Asira al-Qibliya is situated on an ancient site on low ground. Carved stones have been reused in village houses and agricultural terraces. Rock-cut cisterns have also been found, together with Byzantine ceramics.
Ottoman era
The village was incorporated into the Ottoman Empire in 1517 with all of Palestine, and in 1596 it appeared in the tax registers under the name of 'Asirah, as being in the nahiya of Jabal Qubal, part of Sanjak Nablus. It had a population of 33 households and 6 bachelors, all Muslim. The inhabitants of the village paid fixed tax rate of 33.3% on wheat, barley, summer crops, olive trees, and goats and/or beehives; a total of 5,700 akçe. In 1838, ‘Asira was located in the District of Jurat 'Amra, south of Nablus. Victor Guérin visited the village in 1870, and he estimated it had three hundred inhabitants. He further noted that the medhafeh, or guest-house, was situated on the highest ground in the village. In 1882, the PEF's Survey of Western Palestine described Asiret al Kibliyeh as a village of moderate size on low ground, with a well to the south-east.
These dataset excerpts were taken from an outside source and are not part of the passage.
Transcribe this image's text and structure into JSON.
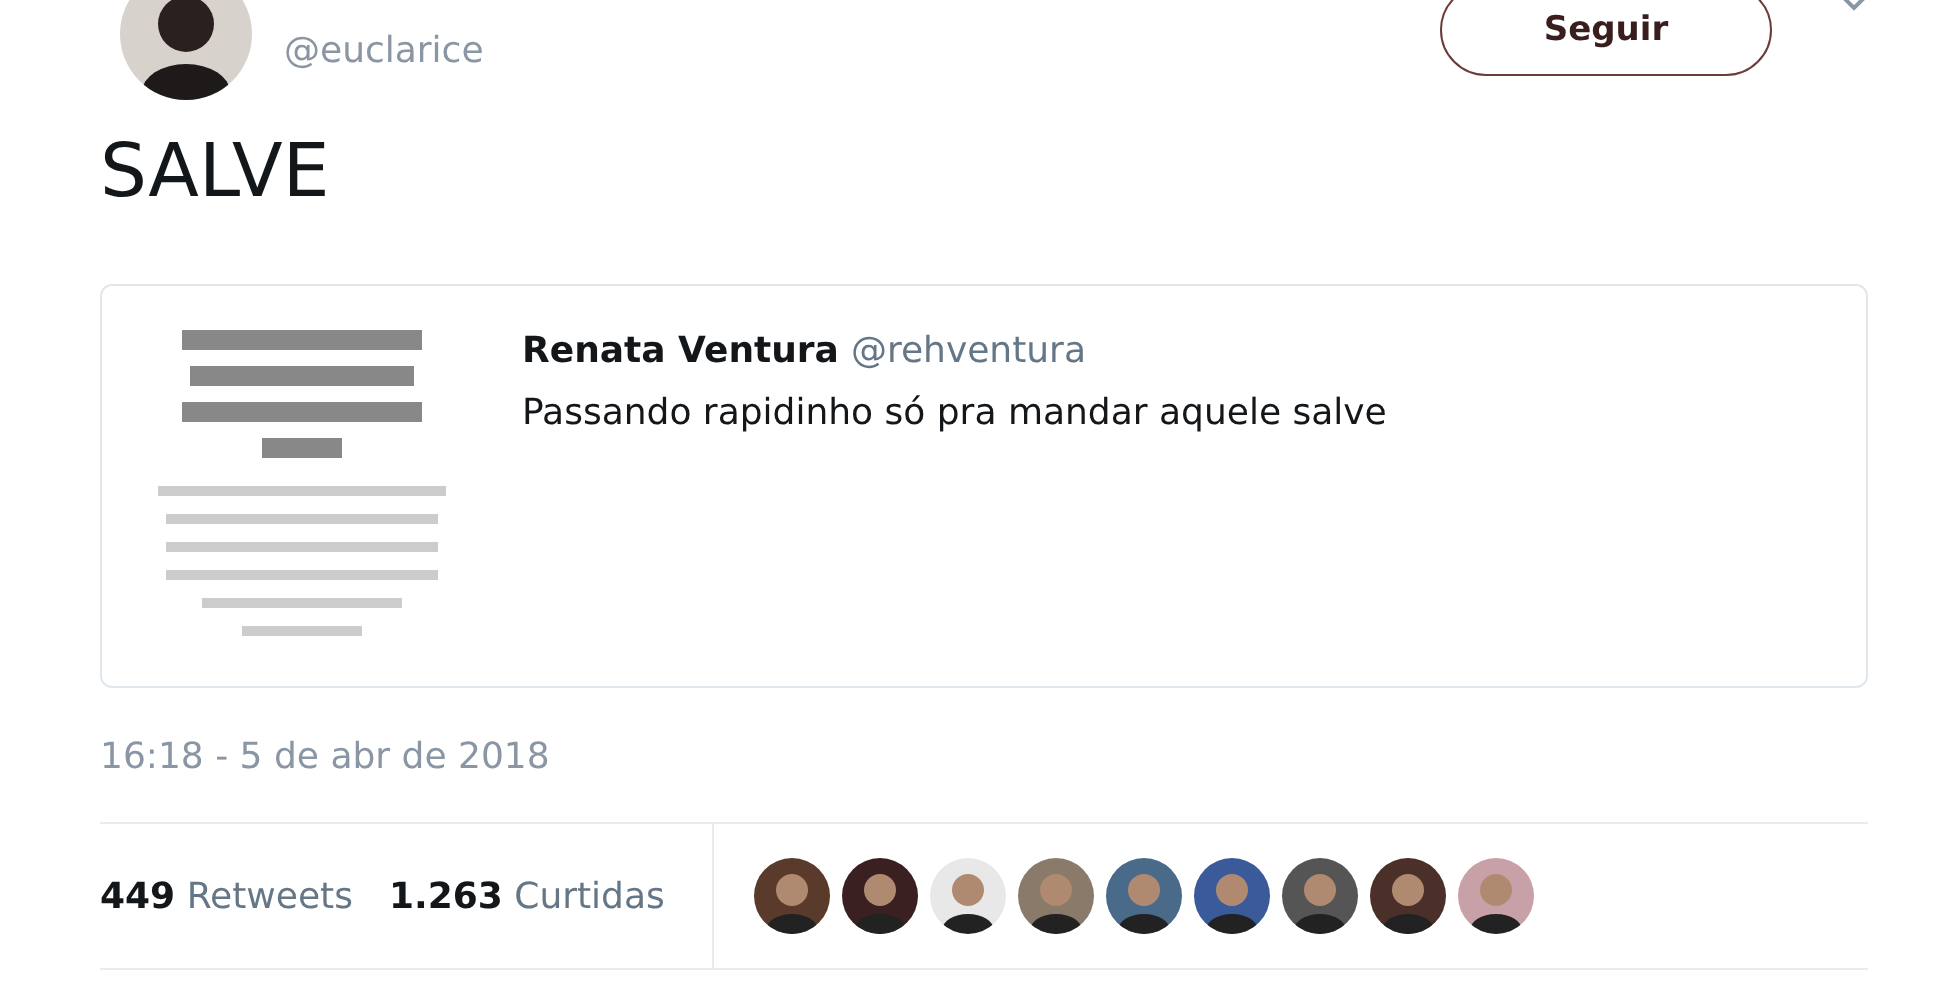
{
  "author": {
    "handle": "@euclarice"
  },
  "follow_button": {
    "label": "Seguir"
  },
  "tweet_text": "SALVE",
  "quoted_tweet": {
    "name": "Renata Ventura",
    "handle": "@rehventura",
    "text": "Passando rapidinho só pra mandar aquele salve"
  },
  "timestamp": "16:18 - 5 de abr de 2018",
  "stats": [
    {
      "count": "449",
      "label": "Retweets"
    },
    {
      "count": "1.263",
      "label": "Curtidas"
    }
  ]
}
In the 1922 census of Palestine, conducted by the British Mandate authorities, ‘Asira al-Qebliyeh had a population of 282 Muslims, increasing in the 1931 census to 326, still all Muslim, in 84 houses. In the 1945 statistics the population was 410, all Muslims, with 6,437 dunams of land, according to an official land and population survey. Of this, 345 dunams were plantations and irrigable land, 2,963 were used for cereals, while 57 dunams were built-up land.
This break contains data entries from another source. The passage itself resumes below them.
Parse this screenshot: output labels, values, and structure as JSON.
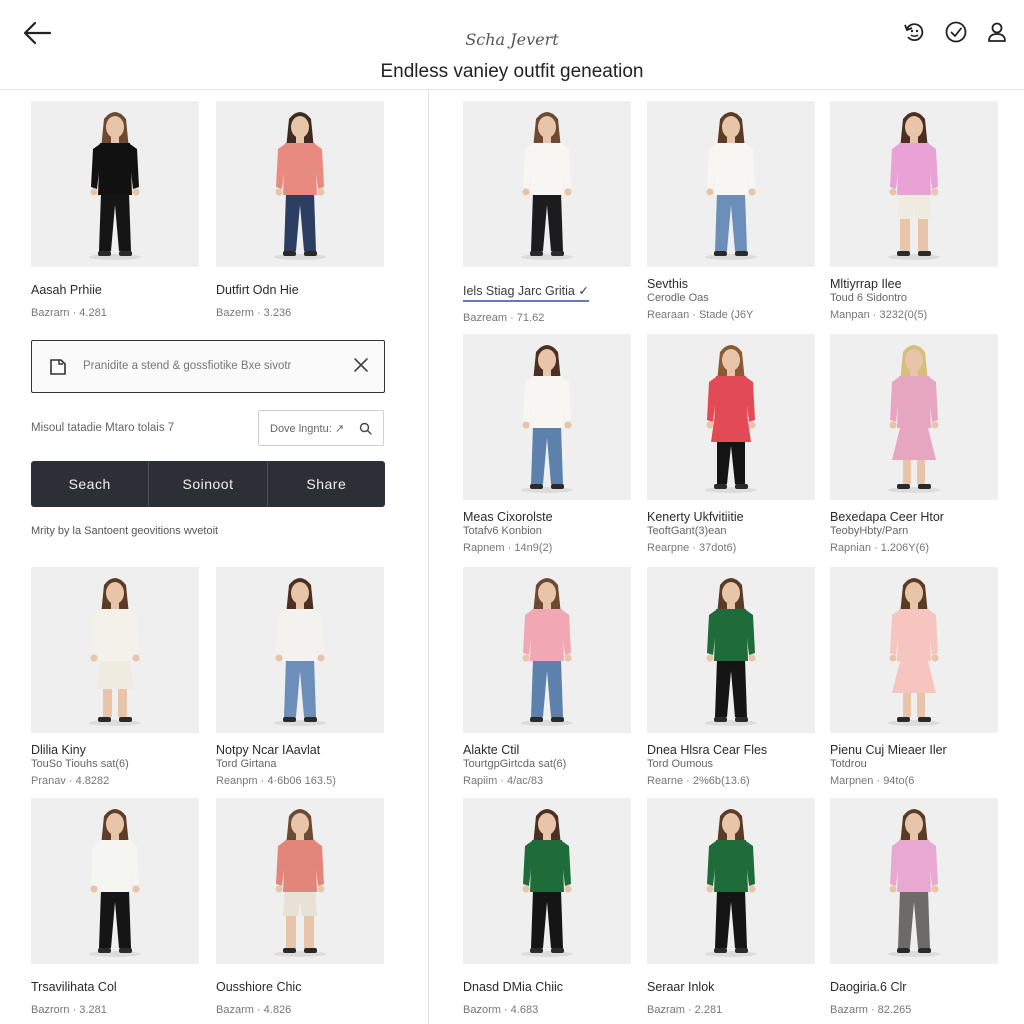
{
  "header": {
    "subtitle": "Scha Jevert",
    "title": "Endless vaniey outfit geneation"
  },
  "left_column": {
    "cards_top": [
      {
        "name": "Aasah Prhiie",
        "meta": "Bazrarn · 4.281",
        "top": "#111111",
        "bottom": "#151515",
        "hair": "#6b4a33",
        "style": "pants"
      },
      {
        "name": "Dutfirt Odn Hie",
        "meta": "Bazerm · 3.236",
        "top": "#e98a80",
        "bottom": "#2c3f63",
        "hair": "#3d2a20",
        "style": "pants"
      }
    ],
    "search": {
      "placeholder": "Pranidite a stend & gossfiotike Bxe sivotr"
    },
    "filter": {
      "label": "Misoul tatadie Mtaro tolais 7",
      "input_placeholder": "Dove lngntu: ↗"
    },
    "segmented_buttons": [
      "Seach",
      "Soinoot",
      "Share"
    ],
    "note": "Mrity by la Santoent geovitions wvetoit",
    "cards_bottom": [
      {
        "name": "Dlilia Kiny",
        "line2": "TouSo Tiouhs  sat(6)",
        "meta": "Pranav · 4.8282",
        "top": "#f4f1ea",
        "bottom": "#efebe1",
        "hair": "#5a3b26",
        "style": "skirt"
      },
      {
        "name": "Notpy Ncar IAavlat",
        "line2": "Tord Girtana",
        "meta": "Reanpm · 4·6b06  163.5)",
        "top": "#f3f2ee",
        "bottom": "#6b8fb8",
        "hair": "#4a2f22",
        "style": "pants"
      },
      {
        "name": "Trsavilihata Col",
        "meta": "Bazrorn · 3.281",
        "top": "#f5f5f2",
        "bottom": "#151515",
        "hair": "#5e3d2a",
        "style": "pants"
      },
      {
        "name": "Ousshiore Chic",
        "meta": "Bazarm · 4.826",
        "top": "#e2857a",
        "bottom": "#e8e2d6",
        "hair": "#6b4a33",
        "style": "shorts"
      }
    ]
  },
  "right_column": {
    "cards": [
      {
        "name": "Iels Stiag Jarc Gritia ✓",
        "meta": "Bazream · 71.62",
        "top": "#f7f6f3",
        "bottom": "#1c1c1f",
        "hair": "#6b4a33",
        "style": "pants",
        "underlined": true
      },
      {
        "name": "Sevthis",
        "line2": "Cerodle Oas",
        "meta": "Rearaan · Stade (J6Y",
        "top": "#f7f6f3",
        "bottom": "#6b8fb8",
        "hair": "#5a3b26",
        "style": "pants"
      },
      {
        "name": "Mltiyrrap Ilee",
        "line2": "Toud 6 Sidontro",
        "meta": "Manpan · 3232(0(5)",
        "top": "#e9a2d6",
        "bottom": "#efebe1",
        "hair": "#4a2f22",
        "style": "shorts"
      },
      {
        "name": "Meas Cixorolste",
        "line2": "Totafv6 Konbion",
        "meta": "Rapnem · 14n9(2)",
        "top": "#f7f6f3",
        "bottom": "#5d81ad",
        "hair": "#4a2f22",
        "style": "pants"
      },
      {
        "name": "Kenerty Ukfvitiitie",
        "line2": "TeoftGant(3)ean",
        "meta": "Rearpne · 37dot6)",
        "top": "#e24a55",
        "bottom": "#141414",
        "hair": "#8a5a33",
        "style": "tunic"
      },
      {
        "name": "Bexedapa Ceer Htor",
        "line2": "TeobyHbty/Parn",
        "meta": "Rapnian · 1.206Y(6)",
        "top": "#e6a6c0",
        "bottom": "#e6a6c0",
        "hair": "#d9bd7a",
        "style": "dress"
      },
      {
        "name": "Alakte Ctil",
        "line2": "TourtgpGirtcda  sat(6)",
        "meta": "Rapiim · 4/ac/83",
        "top": "#f2a7b4",
        "bottom": "#5d81ad",
        "hair": "#6b4a33",
        "style": "pants"
      },
      {
        "name": "Dnea Hlsra Cear Fles",
        "line2": "Tord Oumous",
        "meta": "Rearne · 2%6b(13.6)",
        "top": "#1f6b3a",
        "bottom": "#151515",
        "hair": "#5a3b26",
        "style": "pants"
      },
      {
        "name": "Pienu Cuj Mieaer Iler",
        "line2": "Totdrou",
        "meta": "Marpnen · 94to(6",
        "top": "#f6c5c0",
        "bottom": "#f6c5c0",
        "hair": "#5a3b26",
        "style": "dress"
      },
      {
        "name": "Dnasd DMia Chiic",
        "meta": "Bazorm · 4.683",
        "top": "#1f6b3a",
        "bottom": "#151515",
        "hair": "#4a2f22",
        "style": "pants"
      },
      {
        "name": "Seraar Inlok",
        "meta": "Bazram · 2.281",
        "top": "#1f6b3a",
        "bottom": "#151515",
        "hair": "#5a3b26",
        "style": "pants"
      },
      {
        "name": "Daogiria.6 Clr",
        "meta": "Bazarm · 82.265",
        "top": "#e8a8d2",
        "bottom": "#6d6a6a",
        "hair": "#5a3b26",
        "style": "pants"
      }
    ]
  },
  "icons": {
    "back": "arrow-left-icon",
    "top_right": [
      "refresh-face-icon",
      "check-circle-icon",
      "user-icon"
    ],
    "search_box": "note-icon",
    "clear": "close-icon",
    "small_search": "search-icon"
  }
}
Settler violence is a cause for concern. Settlers from the nearby Yitzhar also continue to enter the villages farmlands. From 2008 to 2011, there were numerous reported cases of both violence and arson in the village. As of 2012, Asira Al-Qibiliya and its inhabitants have been repeatedly attacked, targeted and threatened by settlers for which there have been few or no convictions. In 2012 there were several reported incidents of settler violence. On May 19, 2012, during rock throwing clashes after settlers, apparently from the nearby Yitzhar settlement, came to the village, a settler shot and wounded Fathi Assayara, a 24-year-old Palestinian. Five Palestinians were injured by the rock throwing. According to B'Tselem, IDF soldiers "didn't take any measures to stop the settlers from throwing stones, lighting fires, and firing live rounds at the Palestinians". B'Tselem published several videos of the incident. Abraham Benjamin, spokesman for the Yitzhar settlement, said settlers were responding to series of fires set by "the Arabs from the town" and that "it can be plainly seen that the use of weapons by the IDF or the security team was warranted by a real danger to life". In mid-2013, the US government requested protection by the IDF for a USAID project that is building a water cistern Asira al-Qibliya. The project and its employees had been repeatedly attacked by settlers from Yitzhar. The settlers of Yitzhar would routinely claim that the villagers of Asira al-Qibliya provoked them. The Palestinian villagers were then, in 2012, given cameras to document the attacks, and the video evidence they provided forced the IDF to act. The result was that the Yitzhar settlers attacked the IDF. By 2014, calls were mounting to classify these Israeli settlers as terrorist. The villagers of Asira al-Qibliya found it a case of "too little, too late." One villager put it: "It is only words. We don't want words, we want deeds." Israeli writer Amos Oz noted that “Our neo-Nazi groups enjoy the support of numerous nationalist or even racist legislators."